I started a new 2017 Reading Program that I almost as immediately abandoned. LOL, I'm not great at following an artificial schedule or on putting pressure on myself to reach a non-essential goal. The goal I'd set was Challies' Christian reading challenge, at the Avid Reader level. As opposed to the lowest level, The Light Reader plan, where you read 13 books or 1 book every 4 weeks, I'd settled on The Avid Plan, which increases the pace to 1 book every 2 weeks.
My goal was to read more. I'd stopped reading books with the exception of The Bible, and almost all magazines (with the exception of TeaTime Magazine). I know that as a writer, daily reading is just as important as daily writing. We need to immerse ourselves in language, employ the discipline of reading, and set before our minds new thoughts, new ways to state ideas, and to just enjoy and imagine through the vehicle of language. I'd stopped. Not good.
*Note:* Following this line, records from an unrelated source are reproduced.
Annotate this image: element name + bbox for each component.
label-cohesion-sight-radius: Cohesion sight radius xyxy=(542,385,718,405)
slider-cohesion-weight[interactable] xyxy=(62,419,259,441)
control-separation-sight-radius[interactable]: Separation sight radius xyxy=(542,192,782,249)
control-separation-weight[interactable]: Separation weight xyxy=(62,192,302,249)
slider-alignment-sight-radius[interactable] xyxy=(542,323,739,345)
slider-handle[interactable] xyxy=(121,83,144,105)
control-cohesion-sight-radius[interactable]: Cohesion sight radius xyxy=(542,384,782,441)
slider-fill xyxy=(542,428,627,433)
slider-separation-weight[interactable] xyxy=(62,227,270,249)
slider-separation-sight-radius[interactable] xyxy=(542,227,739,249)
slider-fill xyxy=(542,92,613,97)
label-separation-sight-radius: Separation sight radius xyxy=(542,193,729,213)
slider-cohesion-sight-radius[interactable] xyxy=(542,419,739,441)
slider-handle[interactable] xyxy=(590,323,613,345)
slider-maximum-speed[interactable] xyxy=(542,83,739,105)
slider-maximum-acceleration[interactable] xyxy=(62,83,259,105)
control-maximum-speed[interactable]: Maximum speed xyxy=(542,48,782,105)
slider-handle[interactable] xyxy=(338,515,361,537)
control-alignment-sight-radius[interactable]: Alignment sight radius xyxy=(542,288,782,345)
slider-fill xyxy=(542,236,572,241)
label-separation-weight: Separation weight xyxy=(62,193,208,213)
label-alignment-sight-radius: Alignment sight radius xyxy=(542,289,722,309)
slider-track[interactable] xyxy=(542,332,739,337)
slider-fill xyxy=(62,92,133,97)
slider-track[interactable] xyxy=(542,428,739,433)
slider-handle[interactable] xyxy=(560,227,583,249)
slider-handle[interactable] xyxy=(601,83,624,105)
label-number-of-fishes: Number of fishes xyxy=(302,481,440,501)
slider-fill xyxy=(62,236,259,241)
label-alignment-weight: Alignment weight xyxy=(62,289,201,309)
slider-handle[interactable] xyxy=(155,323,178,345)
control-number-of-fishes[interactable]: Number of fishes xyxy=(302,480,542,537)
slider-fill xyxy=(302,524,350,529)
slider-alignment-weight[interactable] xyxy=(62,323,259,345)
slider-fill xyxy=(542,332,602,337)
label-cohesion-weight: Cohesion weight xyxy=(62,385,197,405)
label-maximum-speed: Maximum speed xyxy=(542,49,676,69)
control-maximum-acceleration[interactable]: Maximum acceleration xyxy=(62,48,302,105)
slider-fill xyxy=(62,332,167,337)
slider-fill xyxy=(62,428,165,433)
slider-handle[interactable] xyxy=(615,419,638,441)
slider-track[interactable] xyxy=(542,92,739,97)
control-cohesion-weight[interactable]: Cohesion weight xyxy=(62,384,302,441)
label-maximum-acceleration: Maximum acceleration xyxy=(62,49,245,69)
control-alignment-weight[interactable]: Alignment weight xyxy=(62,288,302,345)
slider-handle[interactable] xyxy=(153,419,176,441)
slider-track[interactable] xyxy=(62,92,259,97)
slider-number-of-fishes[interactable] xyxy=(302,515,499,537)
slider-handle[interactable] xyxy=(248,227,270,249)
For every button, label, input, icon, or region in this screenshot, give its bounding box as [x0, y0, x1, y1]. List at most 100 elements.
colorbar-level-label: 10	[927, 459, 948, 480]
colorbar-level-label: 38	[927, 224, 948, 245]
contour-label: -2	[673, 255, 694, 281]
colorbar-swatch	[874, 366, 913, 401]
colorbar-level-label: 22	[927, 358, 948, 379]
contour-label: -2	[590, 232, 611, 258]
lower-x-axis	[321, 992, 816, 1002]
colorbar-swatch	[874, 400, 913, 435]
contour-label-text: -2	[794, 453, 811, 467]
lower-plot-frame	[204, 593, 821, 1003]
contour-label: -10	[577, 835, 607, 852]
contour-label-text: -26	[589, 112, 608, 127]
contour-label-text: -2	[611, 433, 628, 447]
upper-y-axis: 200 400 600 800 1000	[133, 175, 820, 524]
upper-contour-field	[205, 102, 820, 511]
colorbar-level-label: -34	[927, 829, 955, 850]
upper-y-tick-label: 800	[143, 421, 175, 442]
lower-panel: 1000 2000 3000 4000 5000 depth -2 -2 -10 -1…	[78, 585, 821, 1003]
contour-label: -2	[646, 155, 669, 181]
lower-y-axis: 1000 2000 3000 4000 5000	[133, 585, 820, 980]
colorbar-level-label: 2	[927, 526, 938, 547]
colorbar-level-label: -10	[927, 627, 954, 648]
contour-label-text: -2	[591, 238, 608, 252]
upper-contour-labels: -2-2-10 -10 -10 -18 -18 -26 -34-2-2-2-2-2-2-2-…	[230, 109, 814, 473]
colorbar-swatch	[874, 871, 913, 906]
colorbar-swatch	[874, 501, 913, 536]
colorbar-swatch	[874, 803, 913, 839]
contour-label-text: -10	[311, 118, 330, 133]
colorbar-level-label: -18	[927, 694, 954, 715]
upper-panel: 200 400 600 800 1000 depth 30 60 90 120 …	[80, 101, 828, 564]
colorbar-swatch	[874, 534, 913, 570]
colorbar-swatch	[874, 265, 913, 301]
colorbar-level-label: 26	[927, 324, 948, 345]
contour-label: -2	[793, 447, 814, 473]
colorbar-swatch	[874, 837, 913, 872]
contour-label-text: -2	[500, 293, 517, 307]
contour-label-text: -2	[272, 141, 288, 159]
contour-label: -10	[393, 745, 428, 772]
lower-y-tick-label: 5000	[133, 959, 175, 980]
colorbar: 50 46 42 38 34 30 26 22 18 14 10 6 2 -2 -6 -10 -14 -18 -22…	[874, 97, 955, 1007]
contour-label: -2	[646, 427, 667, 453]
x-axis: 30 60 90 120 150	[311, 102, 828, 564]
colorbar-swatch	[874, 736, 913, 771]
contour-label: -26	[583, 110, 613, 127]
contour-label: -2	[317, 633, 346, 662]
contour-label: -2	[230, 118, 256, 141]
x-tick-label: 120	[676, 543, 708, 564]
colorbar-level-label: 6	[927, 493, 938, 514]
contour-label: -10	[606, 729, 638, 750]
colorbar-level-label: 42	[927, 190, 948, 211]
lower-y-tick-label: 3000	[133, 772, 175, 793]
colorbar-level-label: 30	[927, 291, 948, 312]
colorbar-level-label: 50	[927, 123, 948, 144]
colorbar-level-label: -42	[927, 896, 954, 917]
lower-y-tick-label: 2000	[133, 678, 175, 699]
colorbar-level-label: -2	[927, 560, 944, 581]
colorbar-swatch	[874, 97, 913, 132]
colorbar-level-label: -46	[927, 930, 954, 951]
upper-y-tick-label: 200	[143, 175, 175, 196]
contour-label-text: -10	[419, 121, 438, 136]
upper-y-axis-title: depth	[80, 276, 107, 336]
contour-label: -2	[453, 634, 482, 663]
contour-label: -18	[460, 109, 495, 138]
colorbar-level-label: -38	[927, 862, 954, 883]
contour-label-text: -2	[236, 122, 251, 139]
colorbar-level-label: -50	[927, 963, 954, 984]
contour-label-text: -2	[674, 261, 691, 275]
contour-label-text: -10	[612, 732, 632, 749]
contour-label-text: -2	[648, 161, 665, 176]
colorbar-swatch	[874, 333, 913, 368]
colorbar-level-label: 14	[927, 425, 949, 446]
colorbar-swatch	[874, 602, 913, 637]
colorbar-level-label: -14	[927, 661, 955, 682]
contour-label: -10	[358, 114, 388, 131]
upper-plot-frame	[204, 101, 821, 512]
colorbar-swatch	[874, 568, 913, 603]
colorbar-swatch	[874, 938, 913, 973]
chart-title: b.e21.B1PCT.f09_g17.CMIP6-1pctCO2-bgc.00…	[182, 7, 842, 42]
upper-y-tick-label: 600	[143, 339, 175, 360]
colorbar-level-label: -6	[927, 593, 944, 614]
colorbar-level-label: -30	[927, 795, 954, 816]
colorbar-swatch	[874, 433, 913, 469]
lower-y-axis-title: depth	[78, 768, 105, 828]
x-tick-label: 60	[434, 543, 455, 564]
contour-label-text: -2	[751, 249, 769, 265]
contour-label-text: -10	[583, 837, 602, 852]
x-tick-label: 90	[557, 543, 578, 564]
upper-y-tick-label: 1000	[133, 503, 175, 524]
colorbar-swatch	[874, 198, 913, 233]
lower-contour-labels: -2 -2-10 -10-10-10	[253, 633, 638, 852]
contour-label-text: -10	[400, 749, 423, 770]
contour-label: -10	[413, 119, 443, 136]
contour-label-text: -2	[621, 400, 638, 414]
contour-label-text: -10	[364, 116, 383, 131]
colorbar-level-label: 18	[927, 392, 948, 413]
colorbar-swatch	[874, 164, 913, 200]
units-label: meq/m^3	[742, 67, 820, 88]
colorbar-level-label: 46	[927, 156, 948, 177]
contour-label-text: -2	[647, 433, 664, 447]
So I used the mechanism of the Reading Challenge to re-catalyze my reading habit. I have not scrupulously followed its set formula of reading a biography followed by a book by a Puritan followed by a best seller etc, but I have adhered to its principle by widening my usual genre niches to include some genres I have not spent a lot of time in, such as romance and historical. The list of books at Challies' site is helpful in sparking my creativity with regard to different genres I would not have thought of otherwise.
I've read:
The Art of Expressive Collage by Crystal Neubauer
Maude, by Donna Mabry
Memoirs of a Medieval Woman: The Life and Times of Margery Kempe by Louise Collis
The Awakening of Miss Prim by Natalia SanmartĂn Fenollera
Five Days in Skye by Carla Laureano
The Witnesses, a short by James Patterson (finished just before the New Year)
Hillbilly Elegy: A Memoir of a Family and Culture in Crisis (finished just before the New Year)
And yesterday I started The Little Princesses by Marion Crawford and will begin The Things We Wish Were True by Marybeth Mayhew Whalen.
Not bad. And that's with the first two weeks of February being almost totally shut down, due to being tired and not feeling well. I think my interest in reading has reignited, helped by interesting books like the Medieval Woman and well-written books Maude. I'd despaired in the last couple of years, when picking up a book that was just terrible, badly written, or too profane, and I lost hope. I'd been saddened by my disappointment in the last two Grishams. I'd actually thrown away a new hard copy of Will Thomas' latest entry in my beloved Barker and Llewellen series, Fatal Enquiry, because of the unfortunate encroachment of a cultural message I simply did not want to read or expose myself to. I was disappointed in, or perhaps had outgrown, Jan Karon. So after those and other let-downs, I gave up and wallowed, adrift on a sea of booklessness.
But now I'm back! So for my overall purpose, the Reading Challenge has done its work.
I don't totally agree with this essay that says in the time you spend on social media you could read 200 books, in terms of the numbers, but I do agree with its principle that we waste more time that we realize on social media - and other activities - that could be used for reading. If you want to read (or do any other activity) you make time for it.